Poland's National Centre for Nuclear Research (NCBJ) has successfully defended against a cyberattack targeting its IT infrastructure. According to an official statement, the organization's security systems and internal threat detection protocols identified and blocked the intrusion before any damage could occur. The NCBJ emphasized that the rapid response from its security teams prevented any compromise to system integrity, ensuring that no operational impact was sustained. This incident highlights the increasing focus of threat actors on critical national research and energy infrastructure.
The NCBJ is Poland's premier government institute for nuclear research, with expertise spanning nuclear physics, reactor technology, particle physics, and radiation applications. It plays a vital role in providing technical and scientific support for the nation's nuclear power program. A key asset under its management is the MARIA research reactor, Poland's sole nuclear reactor, which is dedicated to scientific experiments, neutron research, and the production of medical isotopes. Crucially, the MARIA reactor is not used for power generation.
Professor Jakub Kupecki, Director of the NCBJ, confirmed that the cybersecurity incident had no effect on the safe operation of the MARIA reactor, which continues to function at full capacity. The isolation of critical operational technology (OT) systems, like reactor controls, from general IT networks is a standard and essential security practice in such facilities, which likely contributed to containing the threat. The institute has notified relevant national authorities, and a full investigation into the attack's origin and methodology is underway.

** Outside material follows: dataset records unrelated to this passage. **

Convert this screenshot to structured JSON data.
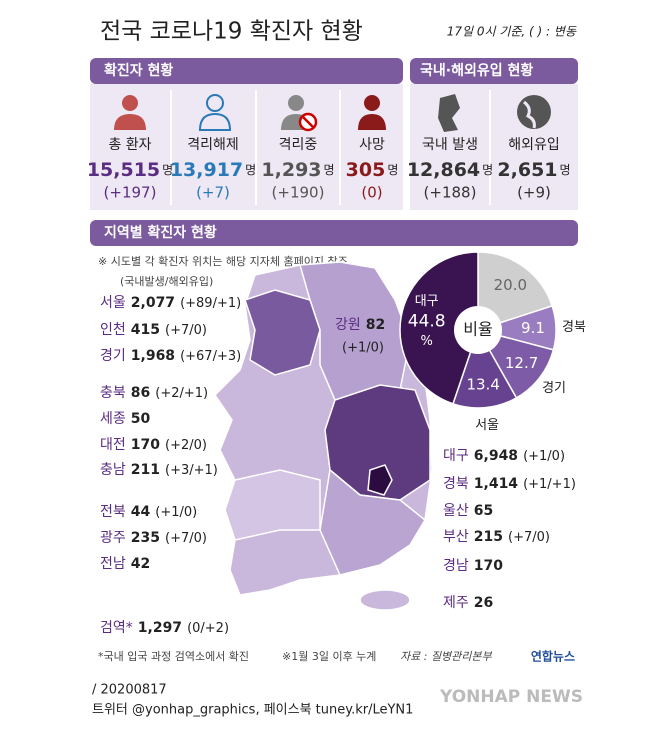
{
  "header": {
    "title": "전국 코로나19 확진자 현황",
    "note": "17일 0시 기준, ( ) : 변동"
  },
  "confirmed": {
    "title": "확진자 현황",
    "items": [
      {
        "label": "총 환자",
        "value": "15,515",
        "unit": "명",
        "change": "(+197)",
        "color": "#5a2d82"
      },
      {
        "label": "격리해제",
        "value": "13,917",
        "unit": "명",
        "change": "(+7)",
        "color": "#2a7ab8"
      },
      {
        "label": "격리중",
        "value": "1,293",
        "unit": "명",
        "change": "(+190)",
        "color": "#555555"
      },
      {
        "label": "사망",
        "value": "305",
        "unit": "명",
        "change": "(0)",
        "color": "#8b1a1a"
      }
    ]
  },
  "origin": {
    "title": "국내·해외유입 현황",
    "items": [
      {
        "label": "국내 발생",
        "value": "12,864",
        "unit": "명",
        "change": "(+188)",
        "color": "#333333"
      },
      {
        "label": "해외유입",
        "value": "2,651",
        "unit": "명",
        "change": "(+9)",
        "color": "#333333"
      }
    ]
  },
  "regional": {
    "title": "지역별 확진자 현황",
    "note": "※ 시도별 각 확진자 위치는 해당 지자체 홈페이지 참조",
    "legend": "(국내발생/해외유입)",
    "regions": [
      {
        "name": "서울",
        "value": "2,077",
        "change": "(+89/+1)"
      },
      {
        "name": "인천",
        "value": "415",
        "change": "(+7/0)"
      },
      {
        "name": "경기",
        "value": "1,968",
        "change": "(+67/+3)"
      },
      {
        "name": "강원",
        "value": "82",
        "change": "(+1/0)"
      },
      {
        "name": "충북",
        "value": "86",
        "change": "(+2/+1)"
      },
      {
        "name": "세종",
        "value": "50"
      },
      {
        "name": "대전",
        "value": "170",
        "change": "(+2/0)"
      },
      {
        "name": "충남",
        "value": "211",
        "change": "(+3/+1)"
      },
      {
        "name": "대구",
        "value": "6,948",
        "change": "(+1/0)"
      },
      {
        "name": "경북",
        "value": "1,414",
        "change": "(+1/+1)"
      },
      {
        "name": "울산",
        "value": "65"
      },
      {
        "name": "부산",
        "value": "215",
        "change": "(+7/0)"
      },
      {
        "name": "경남",
        "value": "170"
      },
      {
        "name": "전북",
        "value": "44",
        "change": "(+1/0)"
      },
      {
        "name": "광주",
        "value": "235",
        "change": "(+7/0)"
      },
      {
        "name": "전남",
        "value": "42"
      },
      {
        "name": "제주",
        "value": "26"
      },
      {
        "name": "검역*",
        "value": "1,297",
        "change": "(0/+2)"
      }
    ]
  },
  "pie": {
    "center_label": "비율",
    "unit": "%",
    "slices": [
      {
        "value": 20,
        "label": "20.0",
        "color": "#cfcfcf"
      },
      {
        "name": "경북",
        "value": 9.1,
        "color": "#9a7cc0"
      },
      {
        "name": "경기",
        "value": 12.7,
        "color": "#7d5ba6"
      },
      {
        "name": "서울",
        "value": 13.4,
        "color": "#674290"
      },
      {
        "name": "대구",
        "value": 44.8,
        "color": "#3a1450"
      }
    ]
  },
  "footnotes": [
    "*국내 입국 과정 검역소에서 확진",
    "※1월 3일 이후 누계",
    "자료 : 질병관리본부",
    "연합뉴스"
  ],
  "credits": {
    "date": "/ 20200817",
    "social": "트위터 @yonhap_graphics, 페이스북 tuney.kr/LeYN1",
    "watermark": "YONHAP NEWS"
  }
}
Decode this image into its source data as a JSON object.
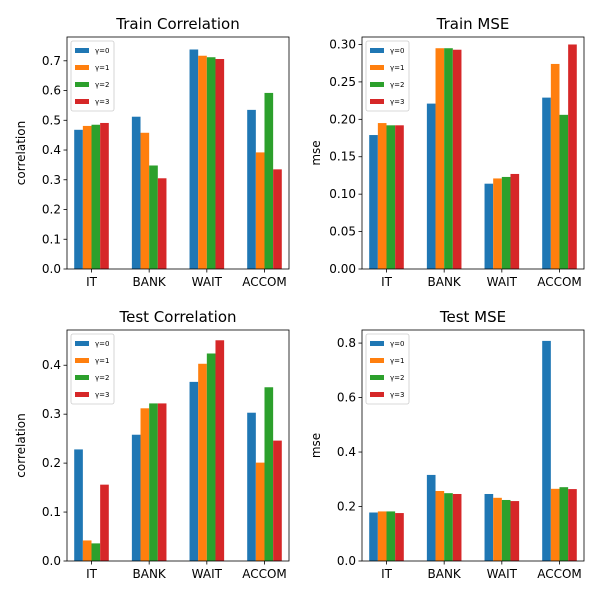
{
  "figure": {
    "series_names": [
      "γ=0",
      "γ=1",
      "γ=2",
      "γ=3"
    ],
    "colors": [
      "#1f77b4",
      "#ff7f0e",
      "#2ca02c",
      "#d62728"
    ]
  },
  "chart_data": [
    {
      "type": "bar",
      "title": "Train Correlation",
      "xlabel": "",
      "ylabel": "correlation",
      "categories": [
        "IT",
        "BANK",
        "WAIT",
        "ACCOM"
      ],
      "ylim": [
        0,
        0.78
      ],
      "yticks": [
        0.0,
        0.1,
        0.2,
        0.3,
        0.4,
        0.5,
        0.6,
        0.7
      ],
      "tick_labels": [
        "0.0",
        "0.1",
        "0.2",
        "0.3",
        "0.4",
        "0.5",
        "0.6",
        "0.7"
      ],
      "legend": "top-left",
      "grid": false,
      "series": [
        {
          "name": "γ=0",
          "values": [
            0.468,
            0.512,
            0.738,
            0.535
          ]
        },
        {
          "name": "γ=1",
          "values": [
            0.481,
            0.458,
            0.717,
            0.392
          ]
        },
        {
          "name": "γ=2",
          "values": [
            0.485,
            0.348,
            0.712,
            0.592
          ]
        },
        {
          "name": "γ=3",
          "values": [
            0.491,
            0.305,
            0.706,
            0.335
          ]
        }
      ]
    },
    {
      "type": "bar",
      "title": "Train MSE",
      "xlabel": "",
      "ylabel": "mse",
      "categories": [
        "IT",
        "BANK",
        "WAIT",
        "ACCOM"
      ],
      "ylim": [
        0,
        0.31
      ],
      "yticks": [
        0.0,
        0.05,
        0.1,
        0.15,
        0.2,
        0.25,
        0.3
      ],
      "tick_labels": [
        "0.00",
        "0.05",
        "0.10",
        "0.15",
        "0.20",
        "0.25",
        "0.30"
      ],
      "legend": "top-left",
      "grid": false,
      "series": [
        {
          "name": "γ=0",
          "values": [
            0.179,
            0.221,
            0.114,
            0.229
          ]
        },
        {
          "name": "γ=1",
          "values": [
            0.195,
            0.295,
            0.121,
            0.274
          ]
        },
        {
          "name": "γ=2",
          "values": [
            0.192,
            0.295,
            0.123,
            0.206
          ]
        },
        {
          "name": "γ=3",
          "values": [
            0.192,
            0.293,
            0.127,
            0.3
          ]
        }
      ]
    },
    {
      "type": "bar",
      "title": "Test Correlation",
      "xlabel": "",
      "ylabel": "correlation",
      "categories": [
        "IT",
        "BANK",
        "WAIT",
        "ACCOM"
      ],
      "ylim": [
        0,
        0.472
      ],
      "yticks": [
        0.0,
        0.1,
        0.2,
        0.3,
        0.4
      ],
      "tick_labels": [
        "0.0",
        "0.1",
        "0.2",
        "0.3",
        "0.4"
      ],
      "legend": "top-left",
      "grid": false,
      "series": [
        {
          "name": "γ=0",
          "values": [
            0.228,
            0.258,
            0.366,
            0.303
          ]
        },
        {
          "name": "γ=1",
          "values": [
            0.042,
            0.312,
            0.403,
            0.201
          ]
        },
        {
          "name": "γ=2",
          "values": [
            0.036,
            0.322,
            0.424,
            0.355
          ]
        },
        {
          "name": "γ=3",
          "values": [
            0.156,
            0.322,
            0.451,
            0.246
          ]
        }
      ]
    },
    {
      "type": "bar",
      "title": "Test MSE",
      "xlabel": "",
      "ylabel": "mse",
      "categories": [
        "IT",
        "BANK",
        "WAIT",
        "ACCOM"
      ],
      "ylim": [
        0,
        0.848
      ],
      "yticks": [
        0.0,
        0.2,
        0.4,
        0.6,
        0.8
      ],
      "tick_labels": [
        "0.0",
        "0.2",
        "0.4",
        "0.6",
        "0.8"
      ],
      "legend": "top-left",
      "grid": false,
      "series": [
        {
          "name": "γ=0",
          "values": [
            0.178,
            0.316,
            0.246,
            0.808
          ]
        },
        {
          "name": "γ=1",
          "values": [
            0.182,
            0.257,
            0.232,
            0.265
          ]
        },
        {
          "name": "γ=2",
          "values": [
            0.182,
            0.249,
            0.224,
            0.271
          ]
        },
        {
          "name": "γ=3",
          "values": [
            0.176,
            0.246,
            0.22,
            0.264
          ]
        }
      ]
    }
  ]
}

This thwarted attack on a nuclear research facility occurs within a global context of heightened cyber threats against critical infrastructure. While the NCBJ's defenses proved effective, the attempt underscores a persistent targeting campaign by state-sponsored or sophisticated criminal groups seeking intelligence, disruption, or establishing a foothold in sensitive sectors. The incident serves as a critical reminder for all organizations in the energy and research sectors to continuously audit and reinforce their cybersecurity postures, ensuring robust segmentation between corporate IT and industrial control systems.